By Angela Reinhardt
After half an hour driving through (and getting lost in) one of the largest, most beautiful cemeteries I’ve seen in my life we found it. Jim Varney’s grave in Section C-1, Lot Q. The headstone was glossy black with the iconic tragedy/comedy masks carved on top; several items were left at the base by fans who visited before we did.
Our family hadn’t planned on being at Lexington Cemetery on Easter until we woke up in our horse-and-bourbon-themed hotel and I consulted my favorite quirky travel site, Atlas Obscura. With a husband who is an unapologetic Ernest P. Worrell fan (Varney is the actor/comedian who played Ernest in commercials and movies like Ernest Goes to Camp), I insisted.
This unorthodox Easter-morning excursion was part of our unorthodox spring break vacation - a road trip wrapped entirely around an ancient effigy site in Ohio I’d read about years ago. I took my family hostage, away from the all-too-familiar places we usually travel. I booked a room in Lexington one night to break up the drive, then on to Peebles to see the Serpent Mound, then back to Cincinnati a couple nights. The only firm plan other than lodging was to see the mound - everything else would be impromptu.
As we meandered from city to city and soaked in the newness of the landscape and culture – expansive and opulent thoroughbred horse farms in Lexington; rolling hills in Ohio that are different from the rolling hills here; the German influence in Cincinnati; the very first Kentucky Fried Chicken in Corbin; I couldn’t help but wonder why it took me all 39 years of my life to visit places that were a measly six-hour drive away. Like many families, we’d fallen victim to habit.
I understand the desire for safety and predictability when we spend money to travel (we want to know we’ll have a good time, right?), but travelling to new places thrusts us out of the vacuum of the familiar, expands our worldview, and forces us to be around people who might not look like us or believe what we do – all of which are beneficial and exciting.

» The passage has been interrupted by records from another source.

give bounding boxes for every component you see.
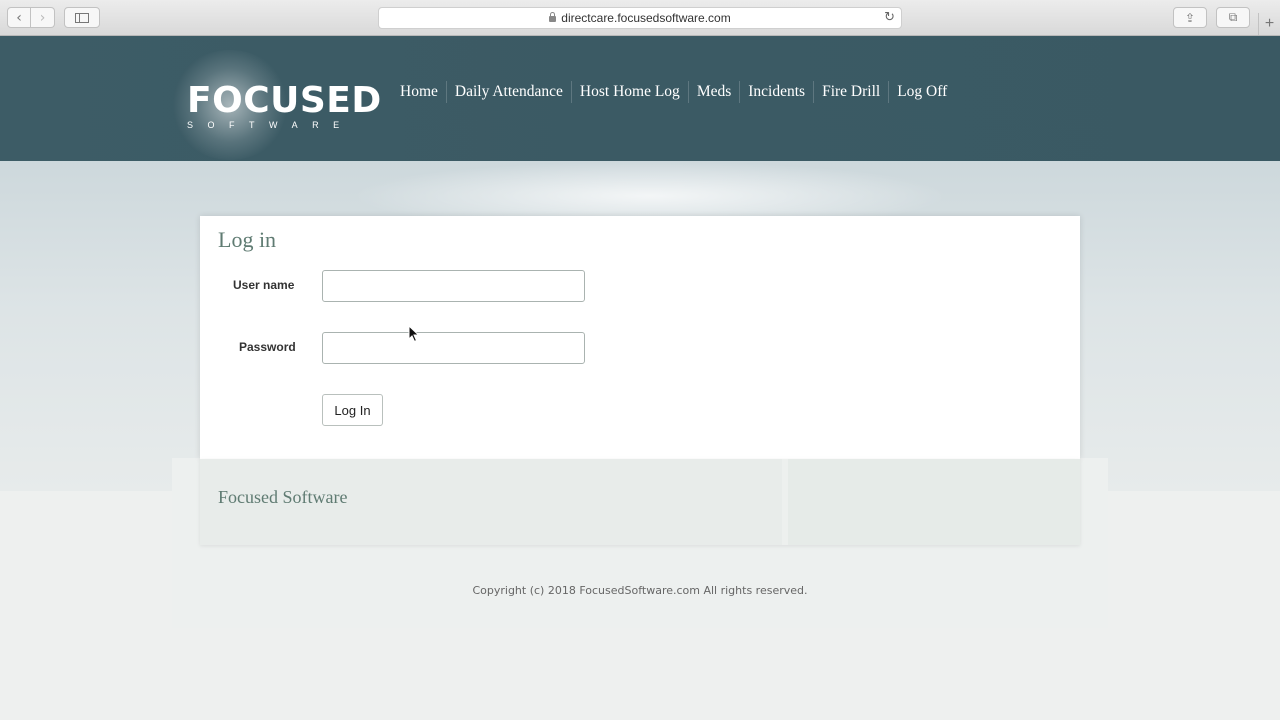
password-label: Password: [239, 340, 296, 354]
logo-wordmark: FOCUSED: [187, 80, 382, 121]
menu-item-meds[interactable]: Meds: [687, 81, 739, 103]
tabs-icon: ⧉: [1228, 10, 1238, 24]
password-field[interactable]: [322, 332, 585, 364]
menu-item-fire-drill[interactable]: Fire Drill: [813, 81, 888, 103]
login-button[interactable]: Log In: [322, 394, 383, 426]
menu-item-log-off[interactable]: Log Off: [888, 81, 955, 103]
footer-brand: Focused Software: [218, 487, 348, 507]
share-button[interactable]: ⇪: [1173, 7, 1207, 28]
menu-item-incidents[interactable]: Incidents: [739, 81, 813, 103]
copyright-text: Copyright (c) 2018 FocusedSoftware.com A…: [472, 584, 808, 597]
chevron-right-icon: ›: [39, 9, 46, 26]
menu-item-home[interactable]: Home: [392, 81, 446, 103]
address-bar[interactable]: directcare.focusedsoftware.com ↻: [378, 7, 902, 29]
history-nav: ‹ ›: [7, 7, 55, 28]
site-logo[interactable]: FOCUSED SOFTWARE: [187, 80, 382, 131]
forward-button[interactable]: ›: [31, 7, 55, 28]
footer-side-panel: [782, 459, 1080, 545]
sidebar-toggle-button[interactable]: [64, 7, 100, 28]
browser-toolbar: ‹ › directcare.focusedsoftware.com ↻ ⇪ ⧉…: [0, 0, 1280, 36]
reload-icon[interactable]: ↻: [884, 10, 895, 25]
login-panel: Log in User name Password Log In: [200, 216, 1080, 459]
menu-item-daily-attendance[interactable]: Daily Attendance: [445, 81, 571, 103]
login-title: Log in: [218, 227, 277, 252]
show-tabs-button[interactable]: ⧉: [1216, 7, 1250, 28]
main-menu: Home Daily Attendance Host Home Log Meds…: [392, 81, 955, 103]
new-tab-button[interactable]: +: [1258, 13, 1280, 35]
lock-icon: [549, 12, 557, 22]
url-text: directcare.focusedsoftware.com: [561, 11, 731, 25]
username-label: User name: [233, 278, 295, 292]
menu-item-host-home-log[interactable]: Host Home Log: [570, 81, 688, 103]
share-icon: ⇪: [1184, 10, 1196, 25]
logo-subtitle: SOFTWARE: [187, 120, 354, 130]
username-field[interactable]: [322, 270, 585, 302]
footer-panel: Focused Software: [200, 459, 1080, 545]
sidebar-icon: [75, 12, 89, 23]
back-button[interactable]: ‹: [7, 7, 31, 28]
plus-icon: +: [1264, 15, 1275, 32]
chevron-left-icon: ‹: [16, 9, 22, 26]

Todd B. Kashdan, professor of psychology and a senior scientist at the Center for the Advancement of Well-Being at George Mason University, discusses the concept in a Harvard Business Review article, “The Mental Benefits of Vacationing Somewhere New.” He argues that travel to the unfamiliar is an opportunity for self-development, and that while he understands the temptation to “default to the same vacation each year” he believes travel should be routinely used “to get out of your comfort zone, expose yourself to uncertainty, and eschew rest for exploration and learning. The result is personal growth — greater emotional agility, empathy, and creativity.”
His article was inspired by an international trip to Sri Lanka, but just like our trip to the Ohio Valley succeeded in doing for my family he believes people can get the same benefits by “traveling closer to home — to new states, cities, and even households, from urban to rural, north to south, east to west. As long as you’re spending time in an unfamiliar environment, with people whose backgrounds and belief systems don’t entirely match yours, you’re succeeding at stretching yourself.”
The tendency to perceive ourselves as separate from others - and the polarization, intolerance, and violence that can result - comes in part from living like islands, isolated from and/or weary of things that are different.
Obviously, Kentucky and Ohio aren’t “exotic” in the classic sense of the word – and my teenagers said they were as equally underwhelmed with the Serpent Mound (“I thought it’d be bigger”) as they were with Jim Varney’s grave (“Who?”) – but it was fun and unique and different, and they had an amazing time. It will stand out when they get older; not blur together with the same old beach and mountain trips.
So this year, or next if you’ve already made plans, consider getting out of your stale vacation routine and try something new. It might not be familiar, but it’s guaranteed to be an experience….“Know what I mean?”